La difficulté n’était pas d’ajouter une fenêtre de chat. Il fallait séparer les preuves, l’état déterministe des workflows et l’interprétation du modèle. Ces trois domaines ne présentent pas les mêmes défaillances et ne doivent pas partager une structure de données vague.

Je les ai répartis entre un coffre de carrière, des registres reproductibles de préparation et de candidature, et des pipelines d’analyse locale validés par schéma. L’interface peut montrer l’origine d’une conclusion et la correction qui appartient au fait source.

Un runtime local supervisé.

Tauri gère l’application de bureau et supervise un sidecar FastAPI sur loopback. React fournit l’espace de travail, SQLite et les artefacts locaux conservent le registre durable, tandis qu’un runtime géré compatible avec llama.cpp exécute l’analyse LLM obligatoire sans devenir une couche de stockage.

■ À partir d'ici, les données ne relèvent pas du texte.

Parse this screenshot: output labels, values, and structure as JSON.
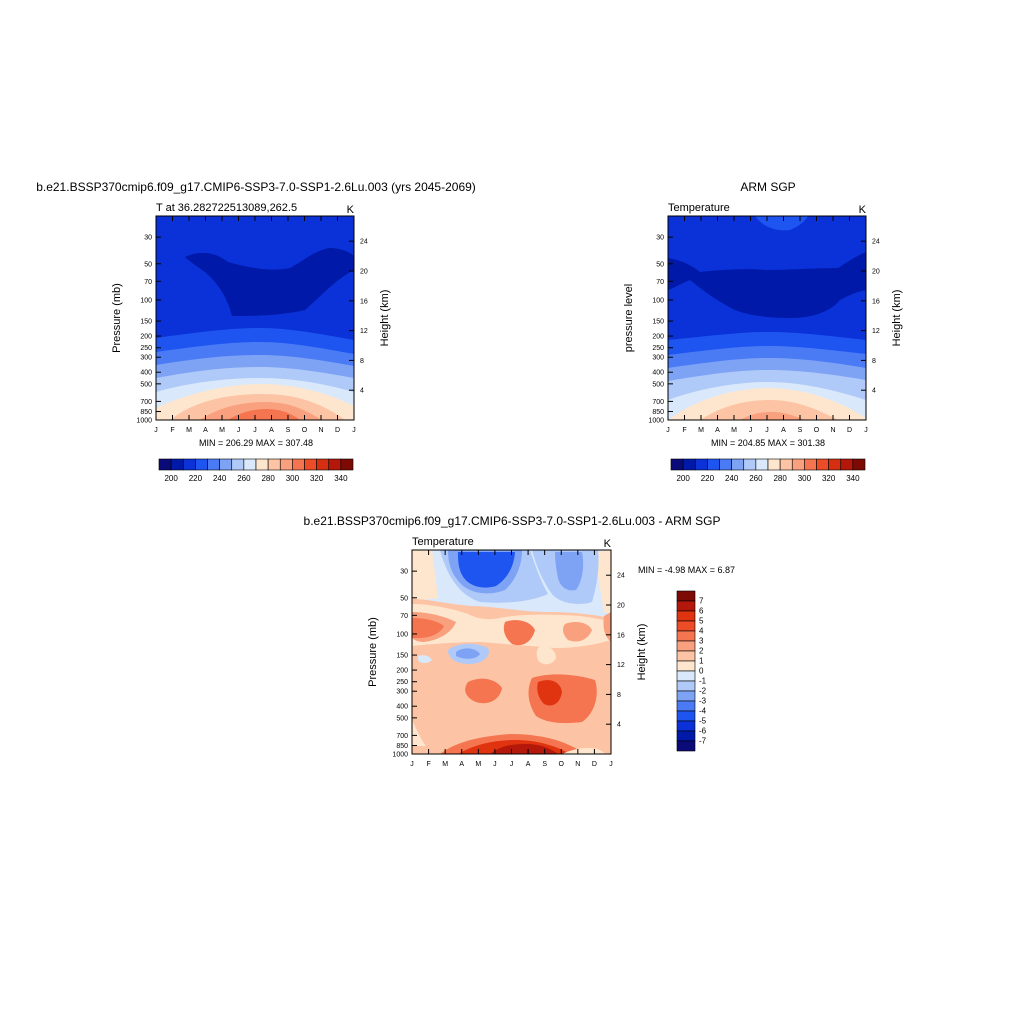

Un runtime local supervisé. Les preuves et l’état des workflows restent durables ; l’inférence locale reçoit un contexte de tâche explicite.SYSTEM VIEW / CAREEROSTAURI + REACTFASTAPICOFFRE SQLITELLM LOCALDOCUMENTS+ OFFRESVERSIONED DELIVERY PATH
Les preuves et l’état des workflows restent durables ; l’inférence locale reçoit un contexte de tâche explicite.

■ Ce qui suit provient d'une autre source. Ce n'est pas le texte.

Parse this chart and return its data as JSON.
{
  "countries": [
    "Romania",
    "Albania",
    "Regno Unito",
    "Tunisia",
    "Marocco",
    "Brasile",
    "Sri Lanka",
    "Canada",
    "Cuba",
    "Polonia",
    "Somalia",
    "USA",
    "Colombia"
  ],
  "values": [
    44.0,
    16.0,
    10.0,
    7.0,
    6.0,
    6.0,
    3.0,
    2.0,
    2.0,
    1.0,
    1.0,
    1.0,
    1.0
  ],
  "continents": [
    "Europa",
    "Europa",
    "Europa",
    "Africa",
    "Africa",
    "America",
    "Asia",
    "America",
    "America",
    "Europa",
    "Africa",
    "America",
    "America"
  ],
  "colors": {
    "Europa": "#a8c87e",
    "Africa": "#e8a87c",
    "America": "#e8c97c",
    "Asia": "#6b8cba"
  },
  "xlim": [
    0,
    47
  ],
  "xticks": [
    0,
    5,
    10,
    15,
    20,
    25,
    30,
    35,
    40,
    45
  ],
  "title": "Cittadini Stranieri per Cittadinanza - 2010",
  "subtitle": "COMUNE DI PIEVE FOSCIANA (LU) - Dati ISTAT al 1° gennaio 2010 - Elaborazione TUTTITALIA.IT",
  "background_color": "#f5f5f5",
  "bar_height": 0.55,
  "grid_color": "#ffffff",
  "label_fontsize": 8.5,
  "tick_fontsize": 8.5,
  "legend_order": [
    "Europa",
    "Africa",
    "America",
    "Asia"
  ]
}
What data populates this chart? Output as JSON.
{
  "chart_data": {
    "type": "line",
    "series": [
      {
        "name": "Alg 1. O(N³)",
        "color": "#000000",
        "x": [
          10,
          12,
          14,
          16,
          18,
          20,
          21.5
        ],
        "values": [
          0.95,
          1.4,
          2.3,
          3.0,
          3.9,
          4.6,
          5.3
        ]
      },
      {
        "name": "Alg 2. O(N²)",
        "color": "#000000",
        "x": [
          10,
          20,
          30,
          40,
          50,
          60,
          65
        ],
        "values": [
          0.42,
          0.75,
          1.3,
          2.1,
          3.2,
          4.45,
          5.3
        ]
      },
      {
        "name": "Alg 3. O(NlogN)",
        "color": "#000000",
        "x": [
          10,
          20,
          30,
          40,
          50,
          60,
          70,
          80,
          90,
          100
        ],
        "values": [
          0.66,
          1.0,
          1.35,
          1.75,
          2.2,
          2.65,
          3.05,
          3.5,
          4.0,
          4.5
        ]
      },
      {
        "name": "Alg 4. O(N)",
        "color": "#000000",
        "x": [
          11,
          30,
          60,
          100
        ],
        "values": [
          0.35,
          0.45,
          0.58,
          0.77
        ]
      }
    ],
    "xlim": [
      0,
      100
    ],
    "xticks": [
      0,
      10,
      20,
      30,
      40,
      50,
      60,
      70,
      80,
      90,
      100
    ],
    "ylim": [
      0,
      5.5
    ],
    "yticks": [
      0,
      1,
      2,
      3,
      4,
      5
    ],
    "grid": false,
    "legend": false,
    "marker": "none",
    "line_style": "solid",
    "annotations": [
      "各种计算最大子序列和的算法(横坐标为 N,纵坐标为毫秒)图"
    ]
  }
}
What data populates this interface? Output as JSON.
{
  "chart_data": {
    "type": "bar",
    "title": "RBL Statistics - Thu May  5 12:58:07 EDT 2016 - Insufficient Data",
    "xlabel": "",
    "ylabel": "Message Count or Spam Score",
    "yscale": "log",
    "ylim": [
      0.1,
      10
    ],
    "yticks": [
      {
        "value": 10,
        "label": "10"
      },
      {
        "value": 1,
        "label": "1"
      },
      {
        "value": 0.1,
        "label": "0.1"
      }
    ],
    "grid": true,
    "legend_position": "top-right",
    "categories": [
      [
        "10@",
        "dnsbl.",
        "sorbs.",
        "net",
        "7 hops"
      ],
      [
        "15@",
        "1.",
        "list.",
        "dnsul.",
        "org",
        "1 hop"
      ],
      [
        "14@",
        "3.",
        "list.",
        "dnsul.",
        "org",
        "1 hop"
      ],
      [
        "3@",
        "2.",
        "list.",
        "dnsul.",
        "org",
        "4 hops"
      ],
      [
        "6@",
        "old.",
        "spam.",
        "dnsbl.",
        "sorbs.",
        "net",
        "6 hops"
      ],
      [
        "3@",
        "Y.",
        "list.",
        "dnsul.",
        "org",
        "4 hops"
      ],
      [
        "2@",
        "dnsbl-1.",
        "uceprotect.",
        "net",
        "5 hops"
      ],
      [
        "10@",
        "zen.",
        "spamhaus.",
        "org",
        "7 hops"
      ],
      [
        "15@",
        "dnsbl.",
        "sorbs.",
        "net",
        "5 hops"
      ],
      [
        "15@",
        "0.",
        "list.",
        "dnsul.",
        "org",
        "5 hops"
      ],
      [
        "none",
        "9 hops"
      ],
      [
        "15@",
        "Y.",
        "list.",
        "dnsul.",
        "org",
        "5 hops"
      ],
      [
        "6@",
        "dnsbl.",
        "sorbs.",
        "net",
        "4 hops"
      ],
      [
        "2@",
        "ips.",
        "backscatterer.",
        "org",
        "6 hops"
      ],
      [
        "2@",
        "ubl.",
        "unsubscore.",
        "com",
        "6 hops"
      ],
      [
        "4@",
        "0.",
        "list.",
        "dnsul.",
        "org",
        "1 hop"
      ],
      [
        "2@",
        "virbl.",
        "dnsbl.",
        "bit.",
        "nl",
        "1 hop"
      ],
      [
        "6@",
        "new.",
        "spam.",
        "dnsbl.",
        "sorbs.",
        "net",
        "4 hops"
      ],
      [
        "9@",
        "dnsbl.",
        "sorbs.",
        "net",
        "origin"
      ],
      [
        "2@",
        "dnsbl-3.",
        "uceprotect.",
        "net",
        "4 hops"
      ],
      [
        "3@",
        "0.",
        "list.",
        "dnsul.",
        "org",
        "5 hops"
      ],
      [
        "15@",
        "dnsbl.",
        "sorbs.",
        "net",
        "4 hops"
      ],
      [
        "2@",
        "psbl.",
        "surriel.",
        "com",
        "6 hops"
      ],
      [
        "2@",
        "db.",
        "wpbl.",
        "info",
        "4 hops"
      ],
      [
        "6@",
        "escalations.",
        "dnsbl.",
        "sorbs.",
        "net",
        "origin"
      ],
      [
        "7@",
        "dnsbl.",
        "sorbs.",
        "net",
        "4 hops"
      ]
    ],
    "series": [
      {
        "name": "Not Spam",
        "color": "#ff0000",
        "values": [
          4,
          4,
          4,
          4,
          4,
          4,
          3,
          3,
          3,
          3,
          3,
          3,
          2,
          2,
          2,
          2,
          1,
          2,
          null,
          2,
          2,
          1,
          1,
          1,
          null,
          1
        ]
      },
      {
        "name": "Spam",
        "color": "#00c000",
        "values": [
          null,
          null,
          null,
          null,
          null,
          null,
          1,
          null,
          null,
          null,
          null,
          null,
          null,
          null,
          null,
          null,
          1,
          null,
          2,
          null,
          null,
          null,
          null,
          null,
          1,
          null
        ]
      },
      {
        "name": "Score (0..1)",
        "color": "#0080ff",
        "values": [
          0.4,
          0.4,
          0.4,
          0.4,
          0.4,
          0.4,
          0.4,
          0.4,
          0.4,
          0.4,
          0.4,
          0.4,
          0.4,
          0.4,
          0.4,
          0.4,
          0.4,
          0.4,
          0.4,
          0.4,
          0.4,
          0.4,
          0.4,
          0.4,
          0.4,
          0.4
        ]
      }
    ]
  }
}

Les choix qui en font un véritable utilitaire.

Le produit utile est le workflow complet construit autour du modèle.

D01

Conserver la provenance dans le registre

Les faits professionnels gardent leur source, leur état de vérification et leurs révisions. Le CV et les preuves de candidature peuvent remonter à ce registre.

Cette structure est plus exigeante qu’un profil libre, mais elle rend possibles les corrections et les audits.

D02

Exiger l’analyse locale

Le matching et le coaching restent bloqués jusqu’à ce que le runtime local approuvé soit prêt. L’application n’envoie jamais la tâche à un modèle distant par commodité.

La première configuration est plus lourde et dépend du matériel, mais la limite de confidentialité reste honnête.

D03

Regrouper les candidatures comme preuves

CV versionnés, réponses, correspondances d’exigences et fichiers vérifiés s’exportent avec un manifeste SHA-256 canonique.

Un dossier demande plus de rigueur qu’un répertoire de fichiers épars ; il est aussi reproductible et vérifiable.

Comment le produit est vérifié.

Le dépôt teste les services Python, le comportement React et l’intégration de bureau Rust. Les migrations suivent des cycles upgrade, downgrade puis upgrade. Les tests inspectent les sauvegardes v1 à v4 sans mutation, puis vérifient remplacement, détection de corruption et rollback contrôlé sur des données locales temporaires.

L’automatisation contrôle aussi les licences, les SBOM, les conteneurs et la politique de vulnérabilités critiques. Les captures du parcours produit proviennent de l’application réelle avec des données fictives ; l’enregistreur refuse les erreurs du navigateur, les réponses API en échec et les alertes visibles.

Ce qui existe aujourd’hui.

CareerOS Local est un utilitaire de bureau fonctionnel avec coffre de carrière, studio de CV, pipeline privé d’opportunités, dossiers de candidature, sauvegardes, exports et runtime supervisé d’analyse locale.

Il ne prétend pas qu’un LLM puisse décider d’une carrière. Le modèle aide à interpréter un ensemble de preuves maîtrisé ; l’utilisateur conserve le registre, les sources et la décision finale.

Registre des preuves.

Le dépôt actuel consigne ces vérifications et limites reproductibles :

Backend
1 369 tests réussis sur la candidate v1.6.0 ; une revue indépendante a rejoué 42 tests de portabilité et de stockage.
Frontend + shell
334 tests frontend dans 64 fichiers et 17 tests de bibliothèque Rust réussis, dont le writer natif de sauvegarde.
Assurance des sauvegardes
Les archives des versions 1 à 4 subissent un preflight complet sans mutation ; la réponse contient des métadonnées bornées, pas le contenu de l’archive.
Fixture à grande échelle
Une fixture d’agenda de 10 000 candidatures mesure un p95 de 68,670 ms face au budget projet de 200 ms.
Limite
Les reçus locaux ne protègent pas contre un processus capable d’écrire directement dans la base ; les imports non signés sont mis en quarantaine.